The Physical Therapy staff at Alternatives For Children bring with them over 100 years of combined experience in pediatric Physical Therapy. Children with gross motor delays benefit from the staff’s compassion, dedication, and clinical expertise with a wide variety of diagnoses, including, but not limited to Autism Spectrum Disorders, Cerebral Palsy, Down Syndrome, Developmental Coordination Disorder, Spina Bifida, and ADD/ADHD. Each therapist is licensed by New York State and participates in ongoing continuing education to further advance their knowledge and skills.

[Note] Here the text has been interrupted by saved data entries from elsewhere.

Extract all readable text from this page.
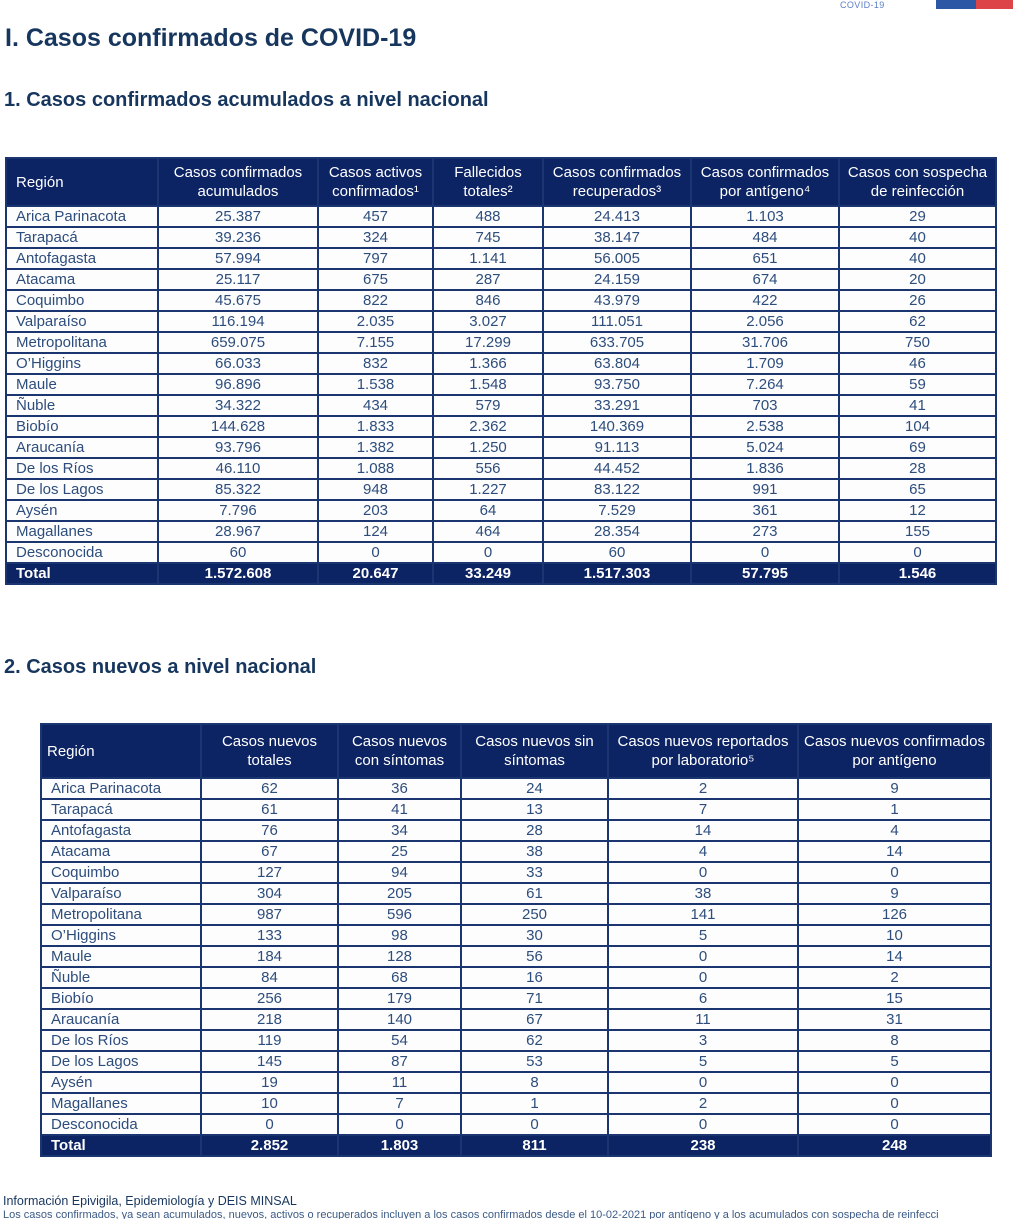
COVID-19
I. Casos confirmados de COVID-19
1. Casos confirmados acumulados a nivel nacional
Región	Casos confirmados acumulados	Casos activos confirmados¹	Fallecidos totales²	Casos confirmados recuperados³	Casos confirmados por antígeno⁴	Casos con sospecha de reinfección
Arica Parinacota	25.387	457	488	24.413	1.103	29
Tarapacá	39.236	324	745	38.147	484	40
Antofagasta	57.994	797	1.141	56.005	651	40
Atacama	25.117	675	287	24.159	674	20
Coquimbo	45.675	822	846	43.979	422	26
Valparaíso	116.194	2.035	3.027	111.051	2.056	62
Metropolitana	659.075	7.155	17.299	633.705	31.706	750
O’Higgins	66.033	832	1.366	63.804	1.709	46
Maule	96.896	1.538	1.548	93.750	7.264	59
Ñuble	34.322	434	579	33.291	703	41
Biobío	144.628	1.833	2.362	140.369	2.538	104
Araucanía	93.796	1.382	1.250	91.113	5.024	69
De los Ríos	46.110	1.088	556	44.452	1.836	28
De los Lagos	85.322	948	1.227	83.122	991	65
Aysén	7.796	203	64	7.529	361	12
Magallanes	28.967	124	464	28.354	273	155
Desconocida	60	0	0	60	0	0
Total	1.572.608	20.647	33.249	1.517.303	57.795	1.546
2. Casos nuevos a nivel nacional
Región	Casos nuevos totales	Casos nuevos con síntomas	Casos nuevos sin síntomas	Casos nuevos reportados por laboratorio⁵	Casos nuevos confirmados por antígeno
Arica Parinacota	62	36	24	2	9
Tarapacá	61	41	13	7	1
Antofagasta	76	34	28	14	4
Atacama	67	25	38	4	14
Coquimbo	127	94	33	0	0
Valparaíso	304	205	61	38	9
Metropolitana	987	596	250	141	126
O’Higgins	133	98	30	5	10
Maule	184	128	56	0	14
Ñuble	84	68	16	0	2
Biobío	256	179	71	6	15
Araucanía	218	140	67	11	31
De los Ríos	119	54	62	3	8
De los Lagos	145	87	53	5	5
Aysén	19	11	8	0	0
Magallanes	10	7	1	2	0
Desconocida	0	0	0	0	0
Total	2.852	1.803	811	238	248
Información Epivigila, Epidemiología y DEIS MINSAL
Los casos confirmados, ya sean acumulados, nuevos, activos o recuperados incluyen a los casos confirmados desde el 10-02-2021 por antígeno y a los acumulados con sospecha de reinfecci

Orthopedic impairments: Therapists address range of motion limitations, bony asymmetries, bony abnormalities, posture issues, alignment issues , strength deficits, as well as bracing needs and equipment needs.

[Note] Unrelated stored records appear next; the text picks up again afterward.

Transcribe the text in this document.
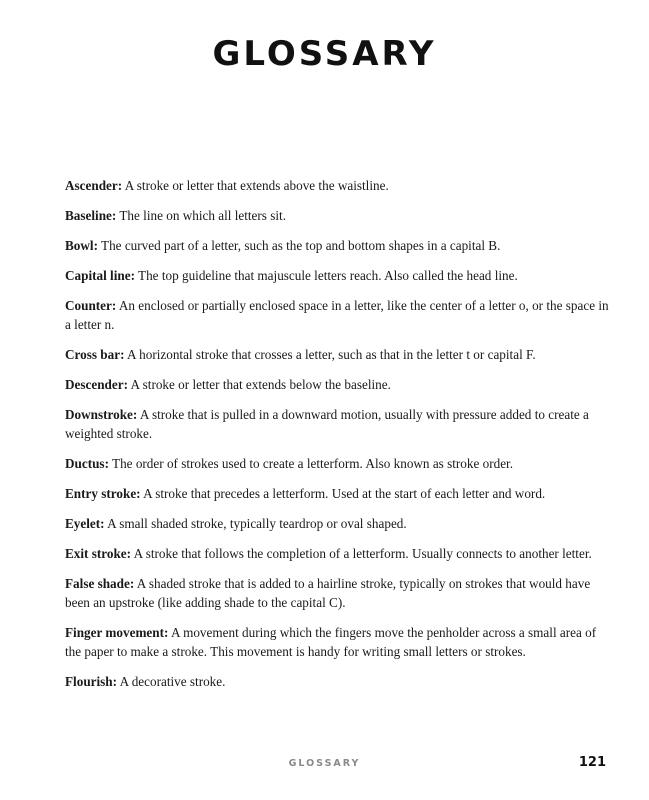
GLOSSARY

Ascender: A stroke or letter that extends above the waistline.

Baseline: The line on which all letters sit.

Bowl: The curved part of a letter, such as the top and bottom shapes in a capital B.

Capital line: The top guideline that majuscule letters reach. Also called the head line.

Counter: An enclosed or partially enclosed space in a letter, like the center of a letter o, or the space in a letter n.

Cross bar: A horizontal stroke that crosses a letter, such as that in the letter t or capital F.

Descender: A stroke or letter that extends below the baseline.

Downstroke: A stroke that is pulled in a downward motion, usually with pressure added to create a weighted stroke.

Ductus: The order of strokes used to create a letterform. Also known as stroke order.

Entry stroke: A stroke that precedes a letterform. Used at the start of each letter and word.

Eyelet: A small shaded stroke, typically teardrop or oval shaped.

Exit stroke: A stroke that follows the completion of a letterform. Usually connects to another letter.

False shade: A shaded stroke that is added to a hairline stroke, typically on strokes that would have been an upstroke (like adding shade to the capital C).

Finger movement: A movement during which the fingers move the penholder across a small area of the paper to make a stroke. This movement is handy for writing small letters or strokes.

Flourish: A decorative stroke.

GLOSSARY	121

Neuromotor concerns: Therapists address a wide range of issues such as abnormal tone, motor control deficits, neuromotor developmental delays, balance deficits and coordination deficits, protective and righting responses, quality of motor behavior/movement ,and motor planning.
Sensory issues: Therapists address deficits affecting the tactile (touch), proprioceptive (body/spatial awareness), and vestibular (movement) systems to improve children’s abilities to sense and appropriately respond to their environment.
“My child appears clumsy and trips and falls often.”
Decreased strength, low tone, poor body awareness, or decreased attention can all contribute to a child appearing less coordinated or to tripping and falling. Additionally, improperly fitting footwear or inappropriate footwear can greatly impact a child’s balance and stability and can contribute to a child tripping when walking.
“My child walks with his feet pointing inward.”
Orthopedic structure or orthopedic alignment, muscular tightness, and muscular weakness can all contribute to an atypical gait/walking pattern. If the child’s bony alignment is the main concern, his/her gait pattern will consistently demonstrate it.
“My child can’t keep up with peers on the playground.”
Decreased endurance, decreased strength, and high muscle tone or low muscle tone can all contribute to a child’s inability to keep up with their peers. Parents should note whether their child’s performance is dependent on the playground surface (sand, blacktop, mulch) as well as time of day (are they tired, distracted). In addition, parents should note whether their child has difficulty with all equipment or just certain items that may challenge their strength or balance. For example, they may navigate steps without difficulty, but shy away from slides or unstable surfaces. This can be indicative of gravitational insecurity or balance issues as opposed to weakness or fatigue.
“My child walks on his/her toes.”
Increased tone, decreased body awareness, atypical orthopedic structure, muscular tightness, or seeking increased sensory input can all contribute to a child walking on his/her toes. Parents need to consider whether the child is capable of standing and walking with their heels down or whether they are consistently up on their toes.